Vice-procuradora-geral Lindôra Araújo argumenta que não cabe à Polícia Federal indiciar autoridade com prerrogativa de foro; PF diz que presidente cometeu crime

  • Por Jovem Pan
  • 10/09/2022 09h41
Foto: Isac Nóbrega/PR Bolsonaro Presidente Jair Bolsonaro é investigado por uma fala durante uma transmissão nas redes sociais

A Procuradoria-Geral da República (PGR) defendeu que o Supremo Tribunal Federal (STF) deve rejeitar o indiciamento do presidente Jair Bolsonaro (PL) por falas associando a vacinação contra a Covid-19 ao risco de contrair o vírus da Aids. A vice-procuradora-geral Lindôra Araújo argumenta que não cabe à Polícia Federal (PF) indiciar autoridade com prerrogativa de foro. Ela defende que a PF deve realizar exclusivamente as diligências necessárias à elucidação dos fatos, sem emissão de juízo de valor. Ainda segundo a PGR, a própria Suprema Corte vem entendendo pela nulidade pelo indiciamento praticado pela autoridade policial em inquérito sob supervisão da Corte. Lindôra Araújo também afirma que o juízo de indiciamento deve ser feito pelo relato, não pela Polícia Federal, sob o risco de quebra da imparcialidade do julgador. A PGR voltou a pedir que a relatoria do inquérito passe para o ministro Luis Roberto Barroso, uma vez que ele é relator de ações que surgiram a partir da CPI da Covid-19. No entanto, a solicitação já foi negada pelo ministro Alexandre de Moraes, atual relator do caso.

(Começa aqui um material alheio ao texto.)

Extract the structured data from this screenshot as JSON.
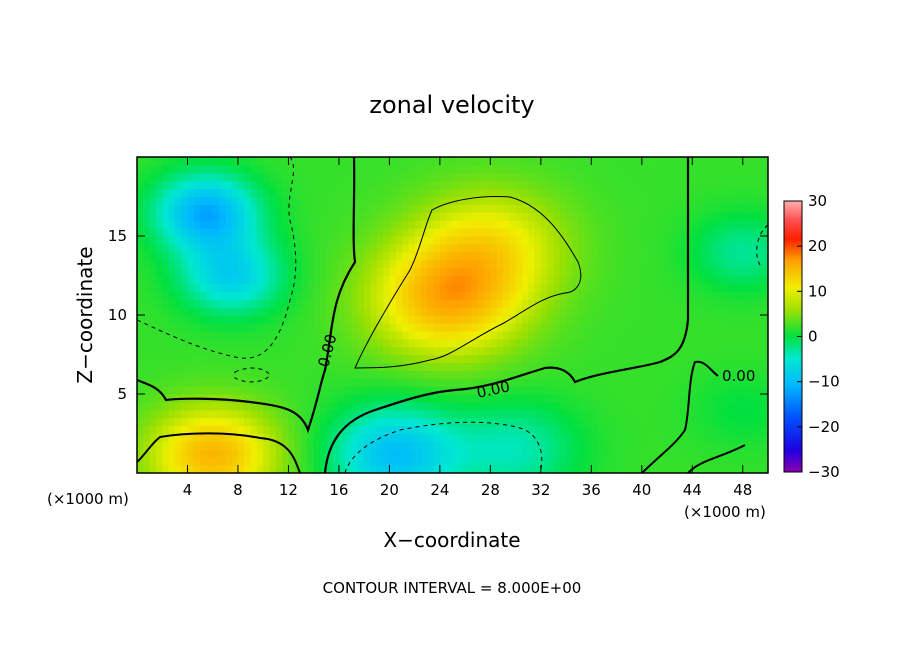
{
  "chart_data": {
    "type": "heatmap",
    "title": "zonal velocity",
    "xlabel": "X−coordinate",
    "ylabel": "Z−coordinate",
    "x_unit_left": "(×1000 m)",
    "x_unit_right": "(×1000 m)",
    "footer": "CONTOUR INTERVAL = 8.000E+00",
    "contour_label": "0.00",
    "xlim": [
      0,
      50
    ],
    "ylim": [
      0,
      20
    ],
    "x_ticks": [
      4,
      8,
      12,
      16,
      20,
      24,
      28,
      32,
      36,
      40,
      44,
      48
    ],
    "y_ticks": [
      5,
      10,
      15
    ],
    "colorbar": {
      "min": -30,
      "max": 30,
      "ticks": [
        30,
        20,
        10,
        0,
        -10,
        -20,
        -30
      ],
      "tick_labels": [
        "30",
        "20",
        "10",
        "0",
        "−10",
        "−20",
        "−30"
      ]
    },
    "field_features": [
      {
        "x": 5.5,
        "z": 16.5,
        "value": -14,
        "r": 4
      },
      {
        "x": 7.5,
        "z": 12.5,
        "value": -10,
        "r": 4
      },
      {
        "x": 24.5,
        "z": 11,
        "value": 13,
        "r": 6
      },
      {
        "x": 28,
        "z": 14.5,
        "value": 8,
        "r": 6
      },
      {
        "x": 6,
        "z": 1.2,
        "value": 13,
        "r": 5
      },
      {
        "x": 20.5,
        "z": 1.2,
        "value": -12,
        "r": 5
      },
      {
        "x": 30,
        "z": 1.5,
        "value": -6,
        "r": 5
      },
      {
        "x": 48,
        "z": 14,
        "value": -5,
        "r": 4
      },
      {
        "x": 48,
        "z": 4,
        "value": -2,
        "r": 4
      }
    ]
  }
}
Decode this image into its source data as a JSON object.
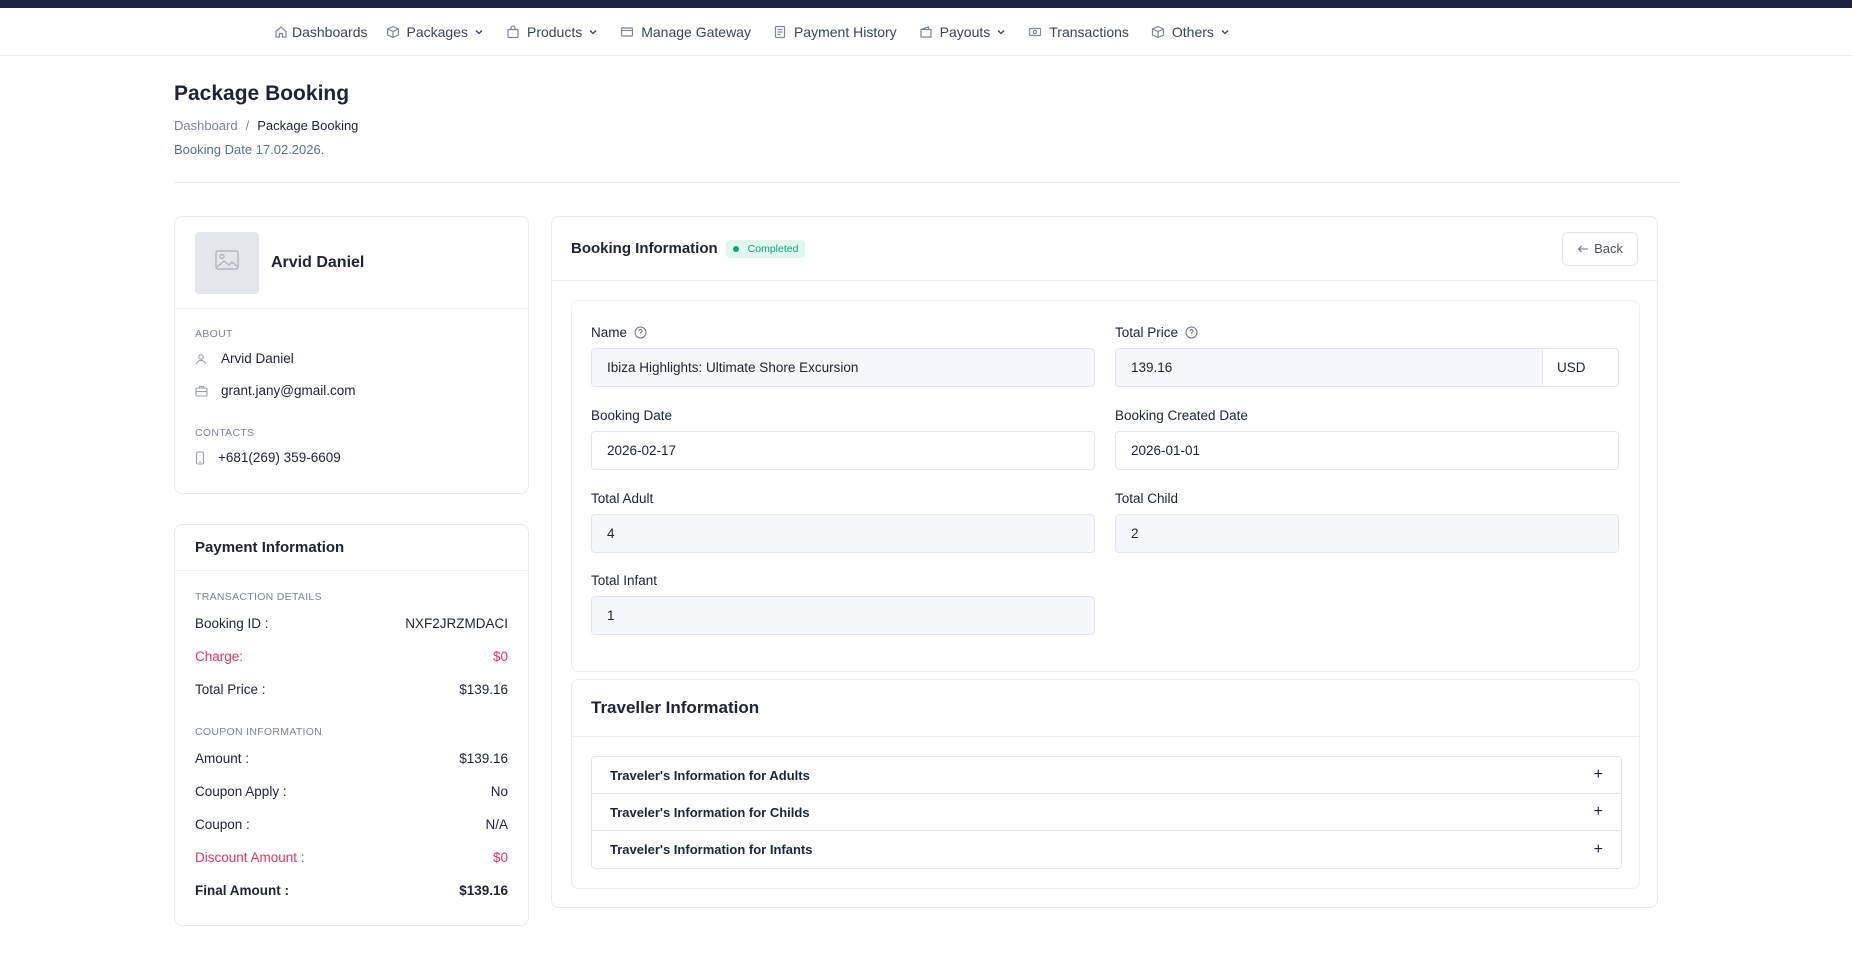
{
  "nav": {
    "items": [
      {
        "label": "Dashboards",
        "icon": "home-icon",
        "dropdown": false
      },
      {
        "label": "Packages",
        "icon": "cube-icon",
        "dropdown": true
      },
      {
        "label": "Products",
        "icon": "bag-icon",
        "dropdown": true
      },
      {
        "label": "Manage Gateway",
        "icon": "card-icon",
        "dropdown": false
      },
      {
        "label": "Payment History",
        "icon": "receipt-icon",
        "dropdown": false
      },
      {
        "label": "Payouts",
        "icon": "wallet-icon",
        "dropdown": true
      },
      {
        "label": "Transactions",
        "icon": "money-icon",
        "dropdown": false
      },
      {
        "label": "Others",
        "icon": "box-icon",
        "dropdown": true
      }
    ]
  },
  "header": {
    "title": "Package Booking",
    "breadcrumb": {
      "home": "Dashboard",
      "separator": "/",
      "current": "Package Booking"
    },
    "booking_date": "Booking Date 17.02.2026."
  },
  "profile": {
    "name": "Arvid Daniel",
    "about_label": "ABOUT",
    "about_name": "Arvid Daniel",
    "email": "grant.jany@gmail.com",
    "contacts_label": "CONTACTS",
    "phone": "+681(269) 359-6609"
  },
  "payment": {
    "title": "Payment Information",
    "transaction_label": "TRANSACTION DETAILS",
    "booking_id_label": "Booking ID :",
    "booking_id": "NXF2JRZMDACI",
    "charge_label": "Charge:",
    "charge": "$0",
    "total_price_label": "Total Price :",
    "total_price": "$139.16",
    "coupon_label": "COUPON INFORMATION",
    "amount_label": "Amount :",
    "amount": "$139.16",
    "coupon_apply_label": "Coupon Apply :",
    "coupon_apply": "No",
    "coupon_label_row": "Coupon :",
    "coupon": "N/A",
    "discount_label": "Discount Amount :",
    "discount": "$0",
    "final_label": "Final Amount :",
    "final": "$139.16"
  },
  "booking": {
    "title": "Booking Information",
    "status": "Completed",
    "back_label": "Back",
    "name_label": "Name",
    "name_value": "Ibiza Highlights: Ultimate Shore Excursion",
    "total_price_label": "Total Price",
    "total_price_value": "139.16",
    "currency": "USD",
    "booking_date_label": "Booking Date",
    "booking_date_value": "2026-02-17",
    "created_date_label": "Booking Created Date",
    "created_date_value": "2026-01-01",
    "total_adult_label": "Total Adult",
    "total_adult_value": "4",
    "total_child_label": "Total Child",
    "total_child_value": "2",
    "total_infant_label": "Total Infant",
    "total_infant_value": "1"
  },
  "traveller": {
    "title": "Traveller Information",
    "items": [
      "Traveler's Information for Adults",
      "Traveler's Information for Childs",
      "Traveler's Information for Infants"
    ],
    "expand_symbol": "+"
  },
  "colors": {
    "topbar": "#1b2540",
    "status_green": "#0fa37a",
    "danger": "#e5365e"
  }
}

O presidente Jair Bolsonaro é investigado por uma fala durante uma transmissão nas redes sociais. Na ocasião, ele afirmou que relatórios oficiais do Reino Unido teriam sugerido que pessoas vacinas contra a Covid-19 estariam desenvolvendo a Aids. Relatório produzido pela Polícia Federal conclui que o chefe do Executivo cometeu crime ao fazer a insinuação sobre as vacinas. No documento, a PF afirma que as manifestações presidenciais levaram espectadores a descumprir normas sanitárias estipuladas pelo próprio governo. No caso, de se vacinarem. “Observa-se que a maneira de agir debatida no INQ 4888 [da vacina] encontra bastante similitude com a ocorrida no INQ 4878 [do vazamento de informações sigilosas], exigindo-se para a validação do discurso (falso ou com fragmentos da verdade) que seja realizada por um influenciador em posição de autoridade perante sua ‘audiência”, relata a delegada Lorena Lima Nascimento no relatório.